Marie-Agnes Strack-Zimmermann (FDP) mit Maske und im Gerspräch mit Kämmerin Dorotheé Schneider (links).

Foto: David Young

Geisel verteidigte daraufhin das gute Krisenmanagement seiner Stadtverwaltung. Er räumte ein, dass alle ständig neu dazulernten im Umgang mit Covid 19 („Erkenntnis ist das allerwichtigste“). Auch für jede zukünftige Entwicklung sei die Stadt gut aufgestellt, beruhigte der OB. Um dann selbst die Lockerungen als teilweise problematisch zu bezeichnen. Nämlich insofern, als zugleich die Vorgaben für die Krankenhäuser insbesondere in Bezug auf freizuhaltende Kapazitäten heruntergefahren würden. Geisel: „Das ist nicht klug und entspricht eher einem suboptimalen Hauruck-Verfahren.“

 Die „Regierungsbank“ mit den Dezernenten war in zwei Reihen am Kopf der Halle platziert.

Die „Regierungsbank“ mit den Dezernenten war in zwei Reihen am Kopf der Halle platziert.

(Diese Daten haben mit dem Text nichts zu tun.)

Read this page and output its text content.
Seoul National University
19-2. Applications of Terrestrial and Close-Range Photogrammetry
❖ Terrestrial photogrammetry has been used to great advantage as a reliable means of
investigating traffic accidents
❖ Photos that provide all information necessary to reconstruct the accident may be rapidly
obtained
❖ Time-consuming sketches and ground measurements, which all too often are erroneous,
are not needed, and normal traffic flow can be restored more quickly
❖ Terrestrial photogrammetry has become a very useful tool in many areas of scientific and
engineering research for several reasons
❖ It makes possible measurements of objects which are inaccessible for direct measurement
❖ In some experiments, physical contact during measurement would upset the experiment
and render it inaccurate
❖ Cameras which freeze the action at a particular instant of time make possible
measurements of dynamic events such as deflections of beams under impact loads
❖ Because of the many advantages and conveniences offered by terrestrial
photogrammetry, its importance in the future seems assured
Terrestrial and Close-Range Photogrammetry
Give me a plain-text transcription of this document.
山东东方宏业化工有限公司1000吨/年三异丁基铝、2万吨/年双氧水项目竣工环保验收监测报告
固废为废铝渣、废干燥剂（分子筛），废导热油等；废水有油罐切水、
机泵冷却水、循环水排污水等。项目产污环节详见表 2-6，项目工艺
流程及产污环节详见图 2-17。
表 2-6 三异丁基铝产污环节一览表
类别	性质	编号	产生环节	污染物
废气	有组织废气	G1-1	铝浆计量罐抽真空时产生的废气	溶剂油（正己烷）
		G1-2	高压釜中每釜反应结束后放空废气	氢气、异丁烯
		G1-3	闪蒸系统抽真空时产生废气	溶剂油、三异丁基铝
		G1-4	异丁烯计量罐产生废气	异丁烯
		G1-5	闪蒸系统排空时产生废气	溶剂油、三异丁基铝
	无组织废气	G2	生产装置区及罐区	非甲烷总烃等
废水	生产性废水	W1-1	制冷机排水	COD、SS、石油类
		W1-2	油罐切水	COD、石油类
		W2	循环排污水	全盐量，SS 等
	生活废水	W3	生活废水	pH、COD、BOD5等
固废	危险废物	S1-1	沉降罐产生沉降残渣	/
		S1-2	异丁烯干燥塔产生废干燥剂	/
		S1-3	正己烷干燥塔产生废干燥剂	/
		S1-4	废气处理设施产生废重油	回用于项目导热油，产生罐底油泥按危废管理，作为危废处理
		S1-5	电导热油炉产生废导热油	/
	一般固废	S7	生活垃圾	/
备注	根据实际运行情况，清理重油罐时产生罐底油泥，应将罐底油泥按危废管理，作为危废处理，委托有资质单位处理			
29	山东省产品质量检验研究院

Foto: Michael Gstettenbauer

Stadt legt bessere Luftwerte an den Umweltspuren vor

Nicht politisch diskutiert und ausgeschlachtet wurden neue Fakten zu den Auswirkungen der umstrittenen Umweltspuren auf die Luftqualität. Dabei hatten es die Zahlen, die 
Verkehrsdezernentin Zuschke auf Anfrage der AfD vorlegte, durchaus in sich. So sank der Monatsmittelwert an der Messstation Corneliusstraße von 45 Mikrogramm Stickstoffdioxid pro Kubikmeter im Januar auf 35 Mikrogramm im März und 39 im April. Damit lagen die CO2-Werte unter dem erlaubten Grenzwert von 40 Mikrogramm. An der Merowinger Straße gingen die Schadstoffwerte von 39 (Januar) auf 33 Mikrogramm im März zurück; an der Prinz-Georg-Straße von 36 auf 26 Mikrogramm pro Kubikmeter. Zuschke betonte, dass die Verbesserungen keineswegs nur der Coronakrise und dem durch sie reduzierten Autoverkehr geschuldet sind, vielmehr sei die Wirksamkeit der Umweltspuren und ihr Beitrag zur Luftreinhaltung durch die Messungen bestätigt.

Diese Feststellung aber wird in den nächsten Monaten ganz gewiss noch ausgiebig und kontrovers debattiert.